The statutory debt-limit mandates how much money the federal government can borrow. When that cap maxes out, Congress must approve the president's request to raise the ceiling. The bickering over the last debt-limit increase dominated the fiscal debate on Capitol Hill for most of 2010.
House Minority Whip Steny Hoyer, the No. 2 Democrat in the House, reacted by telling reporters that the dollar-for-dollar principle is "a simplistic characterization of the issue that confronts us," and he warned that Congress could "undermine the confidence in the United States by continuing this game on the debt limit."
"We are buying more than we're paying for," Hoyer, D-Md., said this morning at his weekly pen-and-pad briefing. "The Republicans are good at buying and lousy at paying. They borrowed a lot of money. As a result, we owe a lot of money. The debt limit is about paying back that which we have already incurred."
Hoyer, who has served in the House of Representatives since 1981, called the frantic schedule of legislative deadlines at the end of the year "unlike any I have seen since I have been in Congress" and he once again reiterated his belief that both parties should strike "a big, bold, balanced deal."

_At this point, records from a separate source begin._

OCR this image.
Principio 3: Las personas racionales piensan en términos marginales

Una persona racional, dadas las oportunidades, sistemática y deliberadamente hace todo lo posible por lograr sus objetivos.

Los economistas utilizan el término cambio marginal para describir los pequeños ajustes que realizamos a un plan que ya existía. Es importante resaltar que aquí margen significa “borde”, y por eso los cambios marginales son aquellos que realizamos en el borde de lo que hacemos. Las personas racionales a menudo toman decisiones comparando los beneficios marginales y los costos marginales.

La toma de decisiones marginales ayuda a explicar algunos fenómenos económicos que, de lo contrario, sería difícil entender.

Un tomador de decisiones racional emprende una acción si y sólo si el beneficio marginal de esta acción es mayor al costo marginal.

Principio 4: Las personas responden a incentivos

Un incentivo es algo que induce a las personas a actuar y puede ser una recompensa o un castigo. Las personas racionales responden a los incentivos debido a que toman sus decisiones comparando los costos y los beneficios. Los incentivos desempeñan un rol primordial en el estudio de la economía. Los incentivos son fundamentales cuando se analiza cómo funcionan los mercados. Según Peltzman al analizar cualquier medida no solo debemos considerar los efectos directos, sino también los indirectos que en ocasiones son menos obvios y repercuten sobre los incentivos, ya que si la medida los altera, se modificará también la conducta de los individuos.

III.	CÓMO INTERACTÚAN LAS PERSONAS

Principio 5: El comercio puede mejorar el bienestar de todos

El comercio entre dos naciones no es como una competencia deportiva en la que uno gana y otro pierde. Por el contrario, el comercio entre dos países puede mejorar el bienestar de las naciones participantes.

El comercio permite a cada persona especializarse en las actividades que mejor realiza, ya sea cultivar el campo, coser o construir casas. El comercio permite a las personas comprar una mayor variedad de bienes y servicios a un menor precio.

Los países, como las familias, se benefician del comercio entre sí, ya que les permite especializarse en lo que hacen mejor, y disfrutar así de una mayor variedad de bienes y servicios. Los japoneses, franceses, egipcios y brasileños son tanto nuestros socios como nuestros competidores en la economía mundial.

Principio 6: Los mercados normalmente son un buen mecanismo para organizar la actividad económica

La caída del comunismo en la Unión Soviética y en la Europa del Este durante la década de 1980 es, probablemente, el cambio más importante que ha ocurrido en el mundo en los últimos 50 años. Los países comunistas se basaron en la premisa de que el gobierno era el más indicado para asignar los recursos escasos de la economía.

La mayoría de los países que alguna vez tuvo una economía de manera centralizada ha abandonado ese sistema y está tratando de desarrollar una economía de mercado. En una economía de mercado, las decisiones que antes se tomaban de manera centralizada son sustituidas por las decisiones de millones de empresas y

"We've incurred the debts, we need to pay the debts," Hoyer said. "What we need to do in paying the debts is make sure that we have a balanced program of revenues and expenditures."
Boehner is scheduled to deliver remarks at 2:45 p.m., when he will "lay out a path for seizing this opportunity to end the era of short-term government interventions and focus instead on reforms that promote long-term economic investment, private initiative, and freedom," according to his office.
"We shouldn't dread the debt limit. We should welcome it. It's an action-forcing event in a town that has become infamous for inaction," Boehner will say. "Just so we're clear, I'm talking about real cuts and reforms, not these tricks and gimmicks that have given Washington a pass on grappling with its spending problem."
Boehner is also expected to announce that the House will vote before the November election on comprehensive tax overhaul to begin what he will call "an expedited process by which Congress would enact real tax reform in 2013."
"Any sudden tax hike would hurt our economy, so this fall - before the election - the House of Representatives will vote to stop the largest tax increase in American history," Boehner will say, adding that the Ways and Means Committee will work out the details. "This will give Congress time to work on broad-based tax reform that lowers rates for individuals and businesses while closing deductions, credits, and special carve-outs.
"If we do this right, this will be the last time we ever have to confront the uncertainty of expiring tax rates," he'll add. "We'll have replaced the broken status quo with a tax code that maintains progressivity, taxes income once and creates a fairer, simpler code."
Hoyer said he believes Boehner, who negotiated secretly with President Obama last summer on a prospective-but-failed " Grand Bargain," could likely come to terms on a balanced, bipartisan agreement this time around. But Hoyer doubted Boehner would have the support of his rank-and-file members, telling reporters that although the rest of Republicans "believe in big and bold," the GOP "does not believe in balance."
"[Republicans] want tax cuts that were included in the budget for those who are doing the best in America and they want a cut to those who have less in America," he said. "Those are not [the Democrats'] priorities. We have a substantial substantive disagreement, and we think that would be harmful to the economy, harmful to the American people and harmful to our values."